Are you really all spending that much on a photovoltaic system??? For 15k plus euros, I could consume a lot of electricity in summer (don’t know which) before it pays off. Wow! And then the stuff still has to be produced, transported etc. Sustainability is something else. Sustainable is what is NOT needed. Think about that. But sure, nice to add the EQS and then the conscience is clear
It always depends on consumption. Double home office + heat pump. For 15k I can’t buy electricity for that many years. We currently have a monthly installment of €185, without the heat pump yet. So the trend is rising. With your 15k you’d get about 6.75 years, with a heat pump even less time.
I had calculated our last system very pessimistically and thought it would only pay off after 15 years. In practice, very different values came out than we expected. We broke the €1000 savings mark in just over a year, purely in electricity costs that we otherwise would have had to buy. We had estimated about 35% self-consumption, but with heat pump, air conditioning, and home office, we mostly ended up at 50-60%. That pays off quickly.
The system back then was only 4.55 kWp and we actually paid the general contractor €9200 gross, which was too expensive (for the standards back then). Nevertheless, the performance convinced us so much—not least in spring and autumn, where good synergies with the heat pump appeared—that we are planning a larger system for the new house.
The only thing I’m still not convinced about is the storage technologies. I still find the storage too expensive for the projected lifespan and the experiences with battery wear and tear that you have, as well as the warranty. With photovoltaics, maybe an inverter breaks after 10 years, but you can replace that reasonably cheaply. Usually nothing happens to the modules; they last forever.

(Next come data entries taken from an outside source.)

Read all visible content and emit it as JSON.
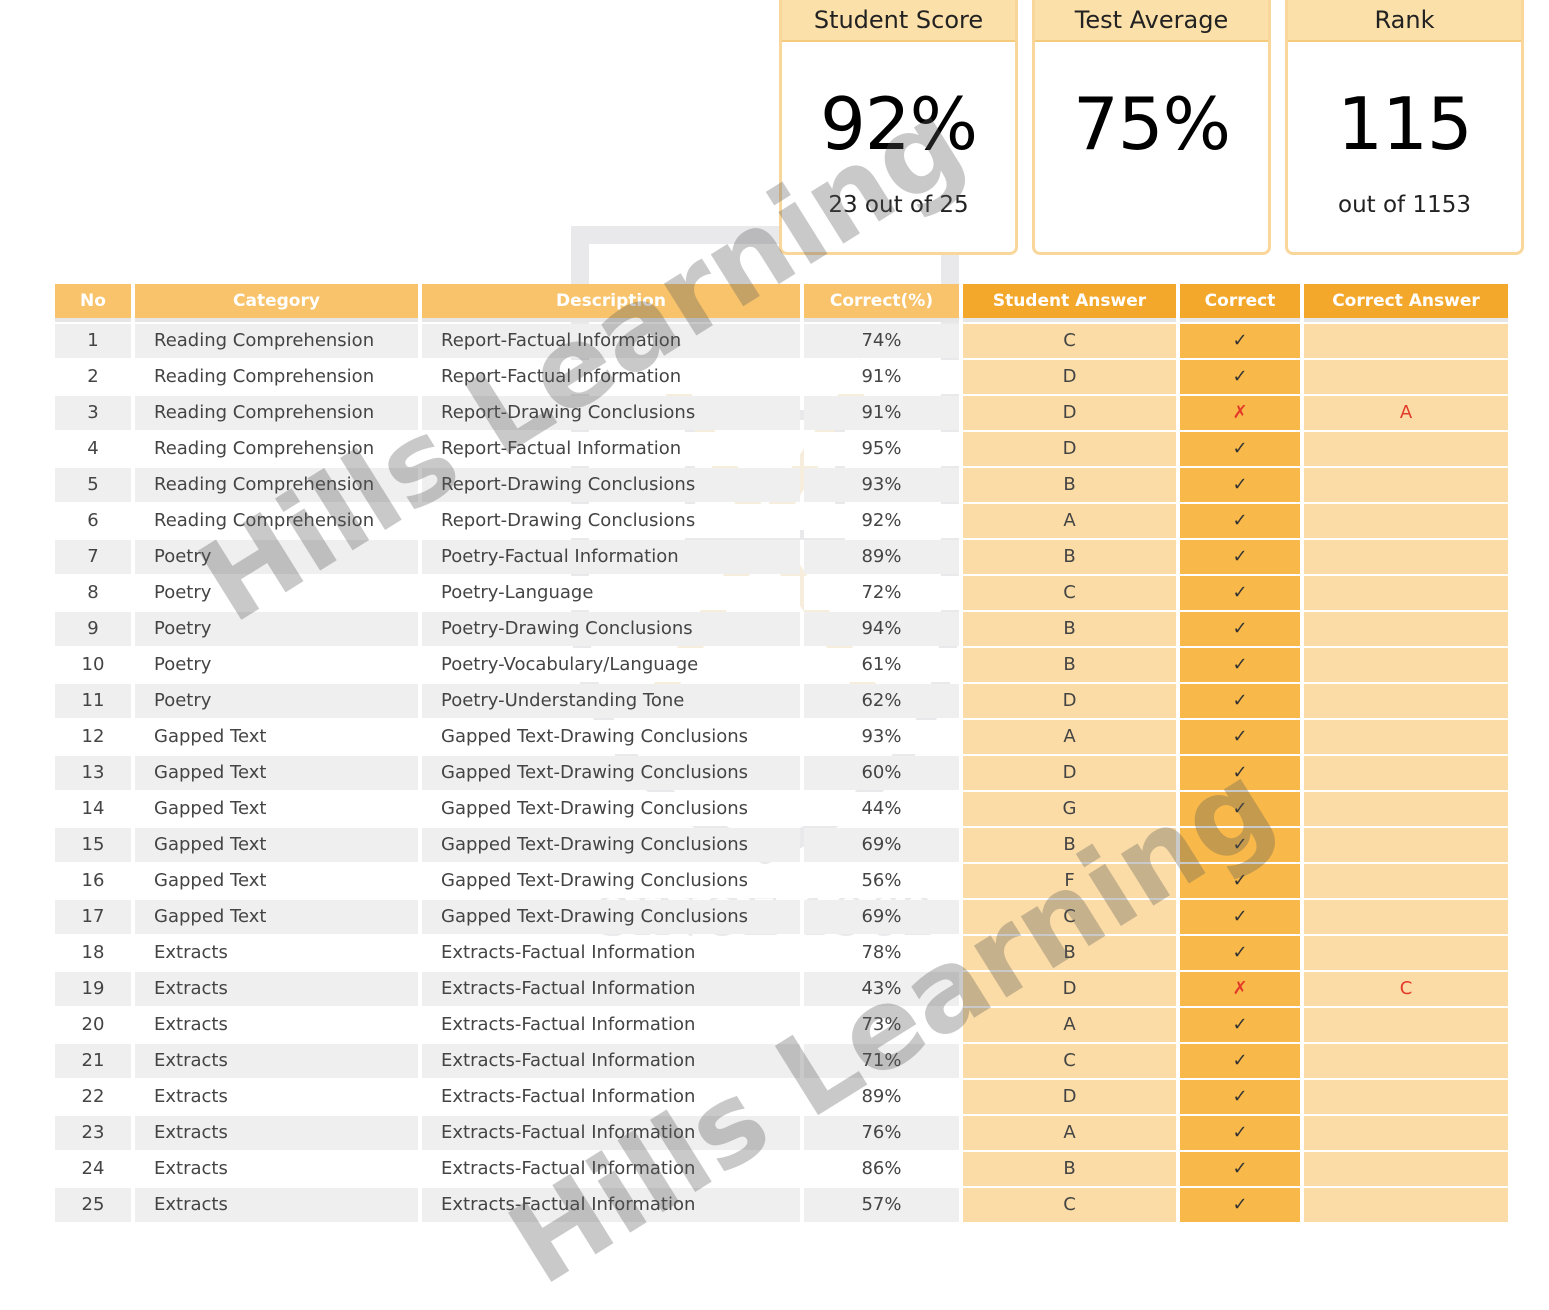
{
  "cards": [
    {
      "title": "Student Score",
      "value": "92%",
      "sub": "23 out of 25"
    },
    {
      "title": "Test Average",
      "value": "75%",
      "sub": ""
    },
    {
      "title": "Rank",
      "value": "115",
      "sub": "out of 1153"
    }
  ],
  "table": {
    "headers": {
      "no": "No",
      "category": "Category",
      "description": "Description",
      "correct_pct": "Correct(%)",
      "student_answer": "Student Answer",
      "correct": "Correct",
      "correct_answer": "Correct Answer"
    },
    "rows": [
      {
        "no": "1",
        "category": "Reading Comprehension",
        "description": "Report-Factual Information",
        "pct": "74%",
        "answer": "C",
        "mark": "✓",
        "correct_answer": ""
      },
      {
        "no": "2",
        "category": "Reading Comprehension",
        "description": "Report-Factual Information",
        "pct": "91%",
        "answer": "D",
        "mark": "✓",
        "correct_answer": ""
      },
      {
        "no": "3",
        "category": "Reading Comprehension",
        "description": "Report-Drawing Conclusions",
        "pct": "91%",
        "answer": "D",
        "mark": "✗",
        "correct_answer": "A"
      },
      {
        "no": "4",
        "category": "Reading Comprehension",
        "description": "Report-Factual Information",
        "pct": "95%",
        "answer": "D",
        "mark": "✓",
        "correct_answer": ""
      },
      {
        "no": "5",
        "category": "Reading Comprehension",
        "description": "Report-Drawing Conclusions",
        "pct": "93%",
        "answer": "B",
        "mark": "✓",
        "correct_answer": ""
      },
      {
        "no": "6",
        "category": "Reading Comprehension",
        "description": "Report-Drawing Conclusions",
        "pct": "92%",
        "answer": "A",
        "mark": "✓",
        "correct_answer": ""
      },
      {
        "no": "7",
        "category": "Poetry",
        "description": "Poetry-Factual Information",
        "pct": "89%",
        "answer": "B",
        "mark": "✓",
        "correct_answer": ""
      },
      {
        "no": "8",
        "category": "Poetry",
        "description": "Poetry-Language",
        "pct": "72%",
        "answer": "C",
        "mark": "✓",
        "correct_answer": ""
      },
      {
        "no": "9",
        "category": "Poetry",
        "description": "Poetry-Drawing Conclusions",
        "pct": "94%",
        "answer": "B",
        "mark": "✓",
        "correct_answer": ""
      },
      {
        "no": "10",
        "category": "Poetry",
        "description": "Poetry-Vocabulary/Language",
        "pct": "61%",
        "answer": "B",
        "mark": "✓",
        "correct_answer": ""
      },
      {
        "no": "11",
        "category": "Poetry",
        "description": "Poetry-Understanding Tone",
        "pct": "62%",
        "answer": "D",
        "mark": "✓",
        "correct_answer": ""
      },
      {
        "no": "12",
        "category": "Gapped Text",
        "description": "Gapped Text-Drawing Conclusions",
        "pct": "93%",
        "answer": "A",
        "mark": "✓",
        "correct_answer": ""
      },
      {
        "no": "13",
        "category": "Gapped Text",
        "description": "Gapped Text-Drawing Conclusions",
        "pct": "60%",
        "answer": "D",
        "mark": "✓",
        "correct_answer": ""
      },
      {
        "no": "14",
        "category": "Gapped Text",
        "description": "Gapped Text-Drawing Conclusions",
        "pct": "44%",
        "answer": "G",
        "mark": "✓",
        "correct_answer": ""
      },
      {
        "no": "15",
        "category": "Gapped Text",
        "description": "Gapped Text-Drawing Conclusions",
        "pct": "69%",
        "answer": "B",
        "mark": "✓",
        "correct_answer": ""
      },
      {
        "no": "16",
        "category": "Gapped Text",
        "description": "Gapped Text-Drawing Conclusions",
        "pct": "56%",
        "answer": "F",
        "mark": "✓",
        "correct_answer": ""
      },
      {
        "no": "17",
        "category": "Gapped Text",
        "description": "Gapped Text-Drawing Conclusions",
        "pct": "69%",
        "answer": "C",
        "mark": "✓",
        "correct_answer": ""
      },
      {
        "no": "18",
        "category": "Extracts",
        "description": "Extracts-Factual Information",
        "pct": "78%",
        "answer": "B",
        "mark": "✓",
        "correct_answer": ""
      },
      {
        "no": "19",
        "category": "Extracts",
        "description": "Extracts-Factual Information",
        "pct": "43%",
        "answer": "D",
        "mark": "✗",
        "correct_answer": "C"
      },
      {
        "no": "20",
        "category": "Extracts",
        "description": "Extracts-Factual Information",
        "pct": "73%",
        "answer": "A",
        "mark": "✓",
        "correct_answer": ""
      },
      {
        "no": "21",
        "category": "Extracts",
        "description": "Extracts-Factual Information",
        "pct": "71%",
        "answer": "C",
        "mark": "✓",
        "correct_answer": ""
      },
      {
        "no": "22",
        "category": "Extracts",
        "description": "Extracts-Factual Information",
        "pct": "89%",
        "answer": "D",
        "mark": "✓",
        "correct_answer": ""
      },
      {
        "no": "23",
        "category": "Extracts",
        "description": "Extracts-Factual Information",
        "pct": "76%",
        "answer": "A",
        "mark": "✓",
        "correct_answer": ""
      },
      {
        "no": "24",
        "category": "Extracts",
        "description": "Extracts-Factual Information",
        "pct": "86%",
        "answer": "B",
        "mark": "✓",
        "correct_answer": ""
      },
      {
        "no": "25",
        "category": "Extracts",
        "description": "Extracts-Factual Information",
        "pct": "57%",
        "answer": "C",
        "mark": "✓",
        "correct_answer": ""
      }
    ]
  },
  "watermark": {
    "text": "Hills Learning",
    "crest_text": "SINCE 1962"
  },
  "colors": {
    "header_light": "#f8c36a",
    "header_dark": "#f3a82c",
    "wrong_red": "#e23b2a",
    "card_border": "#f9d79a"
  }
}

By the way, my parents participated in the “1000 Roofs Program” back in the day, if anyone still remembers. There was definitely a feed-in tariff of 99 pfennigs per kWh. My mother received that until recently (now about 50 cents). Then unfortunately the 20 years expired, and the grid operator unfortunately cut it off. :D It was, of course, still a small system from those times—but it still runs today (after more than 20 years) with the first inverter. Nothing ever went wrong with it.